For the last week or so I have been writing and then debugging (and so mainly debugging) a least-recently-used (LRU) page replacement system on my Microblaze simulation.

Perhaps I shouldn’t have bothered – I had a working first-in-first-out (FIFO) system after all. But no one seriously uses FIFO, so I had to write some LRU code.

I thought I had it working tonight – it ran through the target exercise in about 6 million instructions (as the MMU in a Microblaze is crude, memory gets loaded in and out ‘by hand’ and so the instruction count measures time/efficiency) when the system had 32 4k local pages and in about 10.5 million instructions when it had 24 4k pages available locally – all seems fine: less pages means more time is required.

But then things started to get weird – testing the system with 28 pages took about 9 million instructions, but when I tried to use 26 pages I had to break the code after it had executed 14 trillion instructions.

Indeed it seems to only work for a very limited number of page counts. How odd – though a typically debuggers story. A week in, finally thinking I’d cracked it when some really strange behaviour manifests itself.

Update: It appears to be an unaligned data exeception issue. Somewhere along the line a piece of code relies on the LRU queue to be a multiple of 4 in length would be my guess…

## Simulating global and local memory on OVP

Had a good meeting with my PhD supervisor today: he was in London – I didn’t have to make a flying visit to York.

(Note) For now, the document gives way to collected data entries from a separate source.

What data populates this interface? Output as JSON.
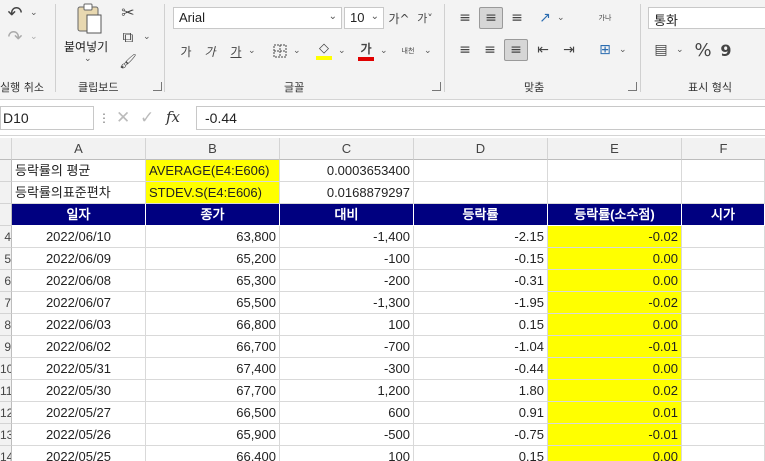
{
  "ribbon": {
    "undo_label": "실행 취소",
    "clipboard": {
      "paste_label": "붙여넣기",
      "group_label": "클립보드"
    },
    "font": {
      "name": "Arial",
      "size": "10",
      "grow_label": "가^",
      "shrink_label": "가˅",
      "bold_label": "가",
      "italic_label": "가",
      "underline_label": "가",
      "phonetic_label": "내천",
      "font_color_label": "가",
      "group_label": "글꼴"
    },
    "alignment": {
      "wrap_label": "가나",
      "group_label": "맞춤"
    },
    "number": {
      "format_value": "통화",
      "percent_label": "%",
      "comma_label": "9",
      "group_label": "표시 형식"
    }
  },
  "formula_bar": {
    "name_box": "D10",
    "fx_label": "fx",
    "value": "-0.44"
  },
  "columns": [
    "A",
    "B",
    "C",
    "D",
    "E",
    "F"
  ],
  "summary": [
    {
      "label": "등락률의 평균",
      "formula": "AVERAGE(E4:E606)",
      "value": "0.0003653400"
    },
    {
      "label": "등락률의표준편차",
      "formula": "STDEV.S(E4:E606)",
      "value": "0.0168879297"
    }
  ],
  "table_headers": [
    "일자",
    "종가",
    "대비",
    "등락률",
    "등락률(소수점)",
    "시가"
  ],
  "row_headers": [
    "",
    "",
    "",
    "4",
    "5",
    "6",
    "7",
    "8",
    "9",
    "10",
    "11",
    "12",
    "13",
    "14"
  ],
  "rows": [
    {
      "date": "2022/06/10",
      "close": "63,800",
      "change": "-1,400",
      "rate": "-2.15",
      "rate_dec": "-0.02"
    },
    {
      "date": "2022/06/09",
      "close": "65,200",
      "change": "-100",
      "rate": "-0.15",
      "rate_dec": "0.00"
    },
    {
      "date": "2022/06/08",
      "close": "65,300",
      "change": "-200",
      "rate": "-0.31",
      "rate_dec": "0.00"
    },
    {
      "date": "2022/06/07",
      "close": "65,500",
      "change": "-1,300",
      "rate": "-1.95",
      "rate_dec": "-0.02"
    },
    {
      "date": "2022/06/03",
      "close": "66,800",
      "change": "100",
      "rate": "0.15",
      "rate_dec": "0.00"
    },
    {
      "date": "2022/06/02",
      "close": "66,700",
      "change": "-700",
      "rate": "-1.04",
      "rate_dec": "-0.01"
    },
    {
      "date": "2022/05/31",
      "close": "67,400",
      "change": "-300",
      "rate": "-0.44",
      "rate_dec": "0.00"
    },
    {
      "date": "2022/05/30",
      "close": "67,700",
      "change": "1,200",
      "rate": "1.80",
      "rate_dec": "0.02"
    },
    {
      "date": "2022/05/27",
      "close": "66,500",
      "change": "600",
      "rate": "0.91",
      "rate_dec": "0.01"
    },
    {
      "date": "2022/05/26",
      "close": "65,900",
      "change": "-500",
      "rate": "-0.75",
      "rate_dec": "-0.01"
    },
    {
      "date": "2022/05/25",
      "close": "66,400",
      "change": "100",
      "rate": "0.15",
      "rate_dec": "0.00"
    }
  ]
}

So the next steps with my OVPsim Microblaze code is to model global and local memory – by default OVPsim treats all memory as local, mapping the full 32-bit address space and sparsely filling that as needed. I have imposed an additional constraint of only mapping a few pages, but these are still all “local”: so while the code takes time to execute, what is in effect, a FIFO page replacement algorithm, there is no time for page loads.

The way round this seems to be to build my global memory as a memory-mapped peripheral device – I can then impose time delays on reads and writes.

But I suppose I am writing this blog instead of writing that code…